L’exécutif européen serait sur le point d’assouplir les obligations de contrôle des émissions de méthane applicables aux fournisseurs de gaz, selon des informations concordantes. Cette inflexion, justifiée par des impératifs de sécurité énergétique, intervient alors que le Vieux Continent cherche à diversifier ses sources d’approvisionnement après la réduction des livraisons russes.

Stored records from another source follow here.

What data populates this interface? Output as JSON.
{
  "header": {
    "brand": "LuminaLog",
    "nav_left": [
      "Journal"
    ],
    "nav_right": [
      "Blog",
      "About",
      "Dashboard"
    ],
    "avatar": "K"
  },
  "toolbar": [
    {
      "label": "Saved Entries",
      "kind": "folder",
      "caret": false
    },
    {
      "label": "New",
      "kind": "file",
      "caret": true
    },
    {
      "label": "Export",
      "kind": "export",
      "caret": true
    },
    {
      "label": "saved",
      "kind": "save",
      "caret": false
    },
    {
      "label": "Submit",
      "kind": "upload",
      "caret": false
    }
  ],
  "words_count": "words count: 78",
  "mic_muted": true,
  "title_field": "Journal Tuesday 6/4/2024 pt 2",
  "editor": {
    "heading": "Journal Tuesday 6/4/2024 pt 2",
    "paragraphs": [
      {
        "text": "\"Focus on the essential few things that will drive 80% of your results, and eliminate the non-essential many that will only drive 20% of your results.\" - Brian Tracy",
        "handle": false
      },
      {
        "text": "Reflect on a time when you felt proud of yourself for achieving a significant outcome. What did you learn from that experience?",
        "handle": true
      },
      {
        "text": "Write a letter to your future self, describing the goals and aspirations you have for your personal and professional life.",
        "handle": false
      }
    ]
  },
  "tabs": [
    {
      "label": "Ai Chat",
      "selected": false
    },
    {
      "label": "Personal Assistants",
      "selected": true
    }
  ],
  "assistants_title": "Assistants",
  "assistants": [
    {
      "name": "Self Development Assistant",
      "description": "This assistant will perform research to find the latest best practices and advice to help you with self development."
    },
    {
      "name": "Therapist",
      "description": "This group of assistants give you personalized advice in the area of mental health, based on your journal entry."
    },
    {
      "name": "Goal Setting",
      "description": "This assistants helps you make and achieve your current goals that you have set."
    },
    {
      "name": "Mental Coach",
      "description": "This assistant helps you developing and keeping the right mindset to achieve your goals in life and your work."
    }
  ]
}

Le méthane, principal composant du gaz naturel, est un puissant gaz à effet de serre. Sa régulation est au cœur des engagements climatiques de l’Union, qui s’est fixé des objectifs ambitieux de réduction de ses émissions nettes. Le durcissement des normes visait à contraindre les producteurs étrangers à limiter les fuites lors de l’extraction et du transport.
Des mesures de flexibilité en préparation
Les nouvelles dispositions prévues par la Commission européenne viseraient à assouplir certaines exigences de vérification pour les importations en provenance de pays tiers. L’objectif affiché serait de ne pas pénaliser l’approvisionnement en gaz liquéfié, notamment celui en provenance des États-Unis et du Qatar, devenus des fournisseurs clés. Plusieurs États membres, soucieux de préserver leur compétitivité industrielle et d’éviter des pénuries, auraient plaidé en faveur de cette flexibilité.
Ce changement de cap suscite des critiques de la part des organisations environnementales. Ces dernières estiment que l’assouplissement risque d’encourager des pratiques opaques et de freiner la réduction des émissions mondiales de méthane, un levier pourtant considéré comme essentiel pour atteindre les objectifs de l’accord de Paris. Les associations appellent à maintenir des standards exigeants, y compris pour les produits importés.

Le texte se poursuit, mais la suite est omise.